É clichê em filmes a cena em que uma autoridade toma um carro de um cidadão em face da necessidade urgente de perseguir criminosos. O que ali ocorre tem nome e regulação jurídica: requisição administrativa.
A requisição é instrumento de pronto e inadiável atendimento a um interesse público, que se revela maior e predomina sobre a propriedade privada, cabendo ao Estado indenizar o particular, posteriormente e se o caso (artigo 5º, inciso XXV, da Constituição Federal).
A lei 13.979/2020 (alterada pela MP 926/2020), que regula as medidas para enfrentamento da emergência de saúde pública decorrente do coronavírus, prevê a possibilidade de requisição de bens e serviços no artigo 3º, inciso VII.
O instituto não é aplicável em situações normais. É a anomalia que lhe dá sustentação e ensejo —e, no ordenamento jurídico brasileiro, a anomalia é descrita como iminente perigo público.
Baseada na lei 13.979/2020, a União passou a oficiar empresas, noticiando a requisição de equipamentos médicos já produzidos e a serem produzidos, conquanto não haja sentido unívoco —na expressão "iminente perigo público" é certo que a requisição é excepcional para situações excepcionais.

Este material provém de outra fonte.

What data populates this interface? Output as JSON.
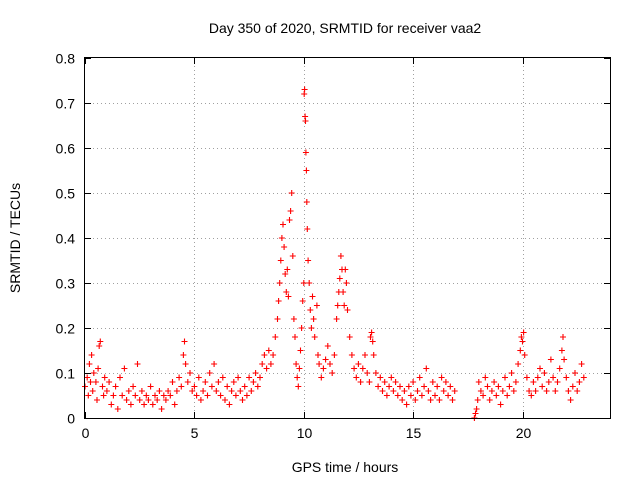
{
  "chart_data": {
    "type": "scatter",
    "title": "Day 350 of 2020, SRMTID for receiver vaa2",
    "xlabel": "GPS time / hours",
    "ylabel": "SRMTID / TECUs",
    "xlim": [
      0,
      24
    ],
    "ylim": [
      0,
      0.8
    ],
    "x_ticks": [
      0,
      5,
      10,
      15,
      20
    ],
    "y_ticks": [
      0,
      0.1,
      0.2,
      0.3,
      0.4,
      0.5,
      0.6,
      0.7,
      0.8
    ],
    "x_tick_labels": [
      "0",
      "5",
      "10",
      "15",
      "20"
    ],
    "y_tick_labels": [
      "0",
      "0.1",
      "0.2",
      "0.3",
      "0.4",
      "0.5",
      "0.6",
      "0.7",
      "0.8"
    ],
    "grid": true,
    "marker": "+",
    "color": "#ff0000",
    "series": [
      {
        "name": "SRMTID",
        "points": [
          [
            0.0,
            0.07
          ],
          [
            0.1,
            0.09
          ],
          [
            0.15,
            0.05
          ],
          [
            0.2,
            0.12
          ],
          [
            0.25,
            0.08
          ],
          [
            0.3,
            0.14
          ],
          [
            0.35,
            0.06
          ],
          [
            0.4,
            0.1
          ],
          [
            0.5,
            0.08
          ],
          [
            0.55,
            0.04
          ],
          [
            0.6,
            0.11
          ],
          [
            0.65,
            0.16
          ],
          [
            0.7,
            0.17
          ],
          [
            0.8,
            0.07
          ],
          [
            0.85,
            0.05
          ],
          [
            0.9,
            0.09
          ],
          [
            1.0,
            0.06
          ],
          [
            1.1,
            0.08
          ],
          [
            1.2,
            0.03
          ],
          [
            1.3,
            0.05
          ],
          [
            1.4,
            0.07
          ],
          [
            1.5,
            0.02
          ],
          [
            1.6,
            0.09
          ],
          [
            1.7,
            0.05
          ],
          [
            1.8,
            0.11
          ],
          [
            1.9,
            0.04
          ],
          [
            2.0,
            0.06
          ],
          [
            2.1,
            0.03
          ],
          [
            2.2,
            0.07
          ],
          [
            2.3,
            0.05
          ],
          [
            2.4,
            0.12
          ],
          [
            2.5,
            0.04
          ],
          [
            2.6,
            0.06
          ],
          [
            2.7,
            0.03
          ],
          [
            2.8,
            0.05
          ],
          [
            2.9,
            0.04
          ],
          [
            3.0,
            0.07
          ],
          [
            3.1,
            0.03
          ],
          [
            3.2,
            0.05
          ],
          [
            3.3,
            0.04
          ],
          [
            3.4,
            0.06
          ],
          [
            3.5,
            0.02
          ],
          [
            3.6,
            0.05
          ],
          [
            3.7,
            0.04
          ],
          [
            3.8,
            0.06
          ],
          [
            3.9,
            0.05
          ],
          [
            4.0,
            0.08
          ],
          [
            4.1,
            0.03
          ],
          [
            4.2,
            0.06
          ],
          [
            4.3,
            0.09
          ],
          [
            4.4,
            0.07
          ],
          [
            4.5,
            0.14
          ],
          [
            4.55,
            0.17
          ],
          [
            4.6,
            0.12
          ],
          [
            4.7,
            0.08
          ],
          [
            4.8,
            0.1
          ],
          [
            4.9,
            0.06
          ],
          [
            5.0,
            0.07
          ],
          [
            5.1,
            0.05
          ],
          [
            5.2,
            0.09
          ],
          [
            5.3,
            0.04
          ],
          [
            5.4,
            0.06
          ],
          [
            5.5,
            0.08
          ],
          [
            5.6,
            0.05
          ],
          [
            5.7,
            0.1
          ],
          [
            5.8,
            0.07
          ],
          [
            5.9,
            0.12
          ],
          [
            6.0,
            0.06
          ],
          [
            6.1,
            0.08
          ],
          [
            6.2,
            0.05
          ],
          [
            6.3,
            0.09
          ],
          [
            6.4,
            0.04
          ],
          [
            6.5,
            0.07
          ],
          [
            6.6,
            0.03
          ],
          [
            6.7,
            0.06
          ],
          [
            6.8,
            0.08
          ],
          [
            6.9,
            0.05
          ],
          [
            7.0,
            0.09
          ],
          [
            7.1,
            0.06
          ],
          [
            7.2,
            0.04
          ],
          [
            7.3,
            0.07
          ],
          [
            7.4,
            0.05
          ],
          [
            7.5,
            0.09
          ],
          [
            7.6,
            0.06
          ],
          [
            7.7,
            0.08
          ],
          [
            7.8,
            0.1
          ],
          [
            7.9,
            0.07
          ],
          [
            8.0,
            0.09
          ],
          [
            8.1,
            0.12
          ],
          [
            8.2,
            0.14
          ],
          [
            8.3,
            0.11
          ],
          [
            8.4,
            0.15
          ],
          [
            8.5,
            0.12
          ],
          [
            8.6,
            0.14
          ],
          [
            8.7,
            0.18
          ],
          [
            8.8,
            0.22
          ],
          [
            8.85,
            0.26
          ],
          [
            8.9,
            0.3
          ],
          [
            8.95,
            0.35
          ],
          [
            9.0,
            0.4
          ],
          [
            9.05,
            0.43
          ],
          [
            9.1,
            0.38
          ],
          [
            9.15,
            0.32
          ],
          [
            9.2,
            0.28
          ],
          [
            9.25,
            0.33
          ],
          [
            9.3,
            0.27
          ],
          [
            9.35,
            0.44
          ],
          [
            9.4,
            0.46
          ],
          [
            9.45,
            0.5
          ],
          [
            9.5,
            0.36
          ],
          [
            9.55,
            0.22
          ],
          [
            9.6,
            0.18
          ],
          [
            9.65,
            0.12
          ],
          [
            9.7,
            0.09
          ],
          [
            9.75,
            0.07
          ],
          [
            9.8,
            0.11
          ],
          [
            9.85,
            0.15
          ],
          [
            9.9,
            0.2
          ],
          [
            9.95,
            0.26
          ],
          [
            10.0,
            0.3
          ],
          [
            10.02,
            0.72
          ],
          [
            10.04,
            0.73
          ],
          [
            10.06,
            0.67
          ],
          [
            10.08,
            0.66
          ],
          [
            10.1,
            0.59
          ],
          [
            10.12,
            0.55
          ],
          [
            10.14,
            0.48
          ],
          [
            10.16,
            0.42
          ],
          [
            10.2,
            0.35
          ],
          [
            10.25,
            0.3
          ],
          [
            10.3,
            0.24
          ],
          [
            10.35,
            0.2
          ],
          [
            10.4,
            0.27
          ],
          [
            10.45,
            0.22
          ],
          [
            10.5,
            0.18
          ],
          [
            10.6,
            0.25
          ],
          [
            10.65,
            0.14
          ],
          [
            10.7,
            0.12
          ],
          [
            10.8,
            0.09
          ],
          [
            10.9,
            0.11
          ],
          [
            11.0,
            0.13
          ],
          [
            11.1,
            0.16
          ],
          [
            11.2,
            0.12
          ],
          [
            11.3,
            0.1
          ],
          [
            11.4,
            0.14
          ],
          [
            11.5,
            0.22
          ],
          [
            11.55,
            0.25
          ],
          [
            11.6,
            0.28
          ],
          [
            11.65,
            0.31
          ],
          [
            11.7,
            0.36
          ],
          [
            11.75,
            0.33
          ],
          [
            11.8,
            0.28
          ],
          [
            11.85,
            0.25
          ],
          [
            11.9,
            0.33
          ],
          [
            11.95,
            0.3
          ],
          [
            12.0,
            0.24
          ],
          [
            12.1,
            0.18
          ],
          [
            12.2,
            0.14
          ],
          [
            12.3,
            0.11
          ],
          [
            12.4,
            0.09
          ],
          [
            12.5,
            0.12
          ],
          [
            12.6,
            0.08
          ],
          [
            12.7,
            0.11
          ],
          [
            12.8,
            0.14
          ],
          [
            12.9,
            0.1
          ],
          [
            13.0,
            0.08
          ],
          [
            13.05,
            0.18
          ],
          [
            13.1,
            0.19
          ],
          [
            13.15,
            0.17
          ],
          [
            13.2,
            0.14
          ],
          [
            13.3,
            0.1
          ],
          [
            13.4,
            0.07
          ],
          [
            13.5,
            0.09
          ],
          [
            13.6,
            0.06
          ],
          [
            13.7,
            0.08
          ],
          [
            13.8,
            0.05
          ],
          [
            13.9,
            0.07
          ],
          [
            14.0,
            0.09
          ],
          [
            14.1,
            0.06
          ],
          [
            14.2,
            0.08
          ],
          [
            14.3,
            0.05
          ],
          [
            14.4,
            0.07
          ],
          [
            14.5,
            0.04
          ],
          [
            14.6,
            0.06
          ],
          [
            14.7,
            0.03
          ],
          [
            14.8,
            0.07
          ],
          [
            14.9,
            0.05
          ],
          [
            15.0,
            0.08
          ],
          [
            15.1,
            0.04
          ],
          [
            15.2,
            0.06
          ],
          [
            15.3,
            0.09
          ],
          [
            15.4,
            0.05
          ],
          [
            15.5,
            0.07
          ],
          [
            15.6,
            0.11
          ],
          [
            15.7,
            0.06
          ],
          [
            15.8,
            0.04
          ],
          [
            15.9,
            0.08
          ],
          [
            16.0,
            0.05
          ],
          [
            16.1,
            0.07
          ],
          [
            16.2,
            0.04
          ],
          [
            16.3,
            0.09
          ],
          [
            16.4,
            0.06
          ],
          [
            16.5,
            0.08
          ],
          [
            16.6,
            0.05
          ],
          [
            16.7,
            0.07
          ],
          [
            16.8,
            0.04
          ],
          [
            16.9,
            0.06
          ],
          [
            17.8,
            0.0
          ],
          [
            17.85,
            0.01
          ],
          [
            17.9,
            0.02
          ],
          [
            17.95,
            0.04
          ],
          [
            18.0,
            0.08
          ],
          [
            18.1,
            0.06
          ],
          [
            18.2,
            0.05
          ],
          [
            18.3,
            0.09
          ],
          [
            18.4,
            0.07
          ],
          [
            18.5,
            0.04
          ],
          [
            18.6,
            0.06
          ],
          [
            18.7,
            0.08
          ],
          [
            18.8,
            0.05
          ],
          [
            18.9,
            0.07
          ],
          [
            19.0,
            0.03
          ],
          [
            19.1,
            0.06
          ],
          [
            19.2,
            0.09
          ],
          [
            19.3,
            0.05
          ],
          [
            19.4,
            0.07
          ],
          [
            19.5,
            0.1
          ],
          [
            19.6,
            0.06
          ],
          [
            19.7,
            0.08
          ],
          [
            19.8,
            0.12
          ],
          [
            19.9,
            0.15
          ],
          [
            19.95,
            0.18
          ],
          [
            20.0,
            0.17
          ],
          [
            20.05,
            0.19
          ],
          [
            20.1,
            0.14
          ],
          [
            20.2,
            0.09
          ],
          [
            20.3,
            0.06
          ],
          [
            20.4,
            0.05
          ],
          [
            20.5,
            0.08
          ],
          [
            20.6,
            0.06
          ],
          [
            20.7,
            0.09
          ],
          [
            20.8,
            0.11
          ],
          [
            20.9,
            0.07
          ],
          [
            21.0,
            0.1
          ],
          [
            21.1,
            0.06
          ],
          [
            21.2,
            0.08
          ],
          [
            21.3,
            0.13
          ],
          [
            21.4,
            0.09
          ],
          [
            21.5,
            0.06
          ],
          [
            21.6,
            0.08
          ],
          [
            21.7,
            0.11
          ],
          [
            21.8,
            0.15
          ],
          [
            21.85,
            0.18
          ],
          [
            21.9,
            0.13
          ],
          [
            22.0,
            0.09
          ],
          [
            22.1,
            0.06
          ],
          [
            22.2,
            0.04
          ],
          [
            22.3,
            0.07
          ],
          [
            22.4,
            0.1
          ],
          [
            22.5,
            0.06
          ],
          [
            22.6,
            0.08
          ],
          [
            22.7,
            0.12
          ],
          [
            22.8,
            0.09
          ]
        ]
      }
    ]
  }
}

Excepcionalidade significa que a requisição só terá cabida se não houver outra solução eficaz, também prevista no direito. E, para o caso, não só há uma solução jurídica eficaz como “a” solução jurídica adequada a suprir a emergência. Trata-se da compra direta emergencial da lei 13.979/2020 para aquisição de bens, serviços e insumos destinados ao enfrentamento da doença, conforme consta no artigo 4º.
Essa contratação emergencial se dá por procedimento sumaríssimo, que se ultima com extraordinária celeridade.
Quanto à disponibilidade, pelo menos não havendo recusa em vender, não há diferença entre a aquisição com dispensa de licitação e a requisição. Nas duas hipóteses se obtêm o equipamento com celeridade.
No plano financeiro, as situações se distinguem. Na contratação emergencial há compra e venda, com pagamento do valor de mercado. Na requisição há sacrifício de direito, já que o particular é despojado de seus bens, para só posteriormente ser indenizado.
Ora, se há medida que atende o interesse público e não importa em sacrifício do particular, a utilização da requisição configura ilegalidade.
A requisição de equipamentos médicos necessários aos cuidados de prevenção e tratamento da Covid-19 implica penalizar ainda mais, ilegalmente e sem necessidade, o particular que já e vítima da doença e da crise econômico-financeira que se avizinha e promete ser terrível.
Em suma, requisitar materiais e equipamentos médicos necessários aos cuidados de prevenção e tratamento da Covid-19 é o mesmo que beber água do mar para matar a sede: aparentemente sacia-se uma necessidade imediata, mas morre-se de sede na sequência.